With more than half of the vote counted, the race for the president of Congo seems headed toward a runoff between incumbent Joseph Kabila and Jean-Pierre Bemba, a tycoon who has been accused of war crimes.
On Saturday, the Congolese election commission released a batch of new results indicating that Kabila was ahead 48 percent to Bemba's 18 percent, with nearly 12 million of an estimated 20 million votes counted. The rules call for a runoff in October if no candidate clears the 50 percent mark.
The July 30 election, with 33 presidential candidates, was the first major multiparty contest in Congo in more than 40 years. Though the voting went peacefully for the most part, the counting has been turbulent, with some ballots burned, others missing and the results cloaked in mystery.
Initially, Kabila, who inherited power after his father, Laurent Kabila, was gunned down in 2001, was predicted to win in a walk. Then local observers, analyzing early results, announced Bemba was ahead. Now Kabila seems solidly in front.
Even Kabila's most energetic supporters say a runoff might not be such a bad thing. If Kabila won outright, the theory goes, it could fan suspicions that he rigged the outcome, which might ignite violence and upheaval.
The reality is that most Congolese voters are deeply cynical about politics, knowing nothing but dictatorship and corruption. Congo was ruled for more than 30 years by Mobutu Sese Seko, a notoriously extravagant autocrat.
Laurent Kabila, an aging rebel leader, helped overthrow him, only to plunge Congo deep into war. Joseph Kabila is credited with bringing the fighting to an end, and huge posters across the country proclaim Joseph the "artisan of peace."
But Bemba's formidable campaign machine raised doubts about whether the president of Congo was even Congolese. Kabila spent much of his boyhood outside the country because his father was in exile.

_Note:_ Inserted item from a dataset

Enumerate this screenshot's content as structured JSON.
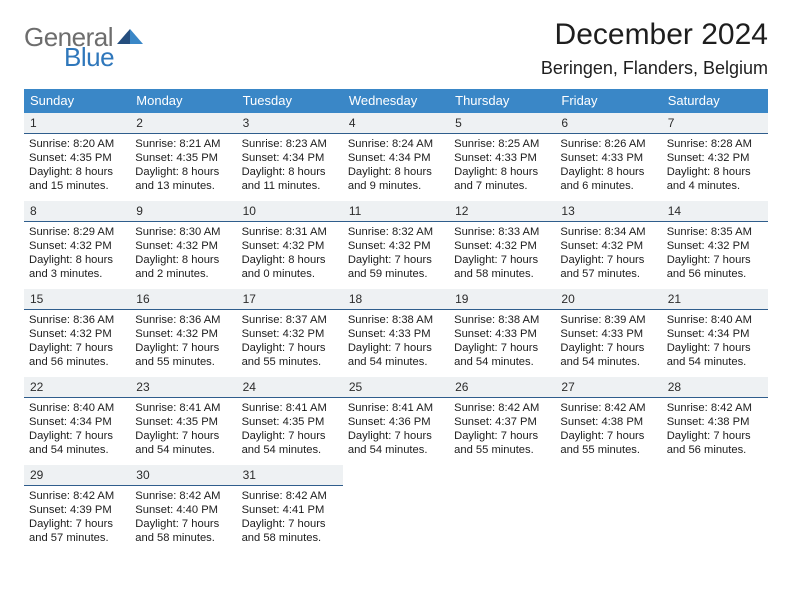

"And it was this serious misinformation campaign," said Kikaya bin Karubi, one of Kabila's aides, "that cost us millions of votes."
Bemba, though, has own image problems. The son of one of the richest men in Congo and a businessman in his own right, Bemba led an insurgent movement in eastern Congo, and his troops have been accused of brutalizing civilians and eating people.
It is unclear whom the secondary candidates would back if the vote went to a runoff. Analysts say their support could be crucial.